Both Gipe and the Natomas Teachers’ Association declined to comment for this story. The school district says Gipe was placed on leave pending a school board investigation that determined he should be removed for code and policy violations, but it could take several more months for the process to play out.
We often don’t give teenagers enough agency in their own education, but Gipe’s classroom, by most of his students’ accounts, was an interesting and informative place whether or not you agreed with his politics. Until this incident, Gipe’s provocative teaching style had drawn no consequential complaints. In another measure of his popularity with students, he was chosen by this year’s graduating class to speak on its behalf at commencement ceremonies.

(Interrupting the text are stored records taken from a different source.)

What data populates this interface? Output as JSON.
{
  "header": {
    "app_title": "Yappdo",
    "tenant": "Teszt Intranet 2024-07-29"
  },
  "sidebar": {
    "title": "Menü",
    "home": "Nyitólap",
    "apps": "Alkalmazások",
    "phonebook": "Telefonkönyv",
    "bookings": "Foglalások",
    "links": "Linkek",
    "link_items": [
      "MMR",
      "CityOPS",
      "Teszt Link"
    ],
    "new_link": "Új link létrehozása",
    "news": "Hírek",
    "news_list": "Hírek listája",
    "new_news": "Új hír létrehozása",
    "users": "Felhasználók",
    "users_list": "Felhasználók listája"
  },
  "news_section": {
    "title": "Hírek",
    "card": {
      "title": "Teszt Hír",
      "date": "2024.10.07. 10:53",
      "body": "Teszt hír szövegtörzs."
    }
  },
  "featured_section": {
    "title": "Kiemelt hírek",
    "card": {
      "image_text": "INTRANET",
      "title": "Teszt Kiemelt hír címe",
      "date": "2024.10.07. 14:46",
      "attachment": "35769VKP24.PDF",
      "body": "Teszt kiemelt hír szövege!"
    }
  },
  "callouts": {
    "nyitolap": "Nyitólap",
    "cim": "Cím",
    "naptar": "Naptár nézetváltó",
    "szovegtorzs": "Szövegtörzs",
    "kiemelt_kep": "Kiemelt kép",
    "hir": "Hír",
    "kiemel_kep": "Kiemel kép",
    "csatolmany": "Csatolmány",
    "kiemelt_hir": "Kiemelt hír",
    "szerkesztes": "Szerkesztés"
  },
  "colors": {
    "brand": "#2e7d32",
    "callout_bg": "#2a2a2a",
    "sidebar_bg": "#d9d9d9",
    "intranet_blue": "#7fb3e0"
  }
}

Ideally, Gipe’s tenure review or another administrative procedure would have caught any improper practices and reined him in without sacrificing what was working about his teaching style. Instead, a practiced chaos agent seized an opportunity to bring its particular brand of curated deception to a local school district with limited capacity to deal with the consequences.
The only people who win in these situations are the mischief-makers — the ones who have no stake in the matter other than to watch it all blow up.
At its best, schools should make students question their worldview. Parents should hope that not everything taught in a classroom lines up exactly with their ideas or beliefs. That’s how good teachers encourage teenagers to think for themselves and form their own opinions. Silencing educators does irreparable harm to our children’s education, and because of this mess, Gipe’s colleagues and students are too afraid of harassment to pick a side.
Yes, Gipe seems to have gone too far in his provocations. He answers to parents and school administration and has to work within the system, but he doesn’t deserve to lose his job or have his family and friends harassed.
Nor is he at fault for teaching students about the unpopular side of historical political arguments. That is what he was hired to do.
And, yes, the superintendent seems to have welcomed public attention too eagerly. He should have told Project Veritas to take a hike and handled the matter through regular district procedures. He answers to students, parents and his employees, not outside political agents.
But Evans is not wrong for enforcing the conditions of Gipe’s employment at Inderkum and ensuring that his teaching didn’t venture too far from the curriculum or common sense. That is what he was hired to do.
If only these two men could have stood eye-to-eye and had a discussion between employer and employee about what was appropriate to display and teach inside Inderkum’s classrooms. Instead, they’re both being forced to stick doggedly to their ideology and play to a crowd ravenous for someone’s blood. What a lesson we’re teaching our children.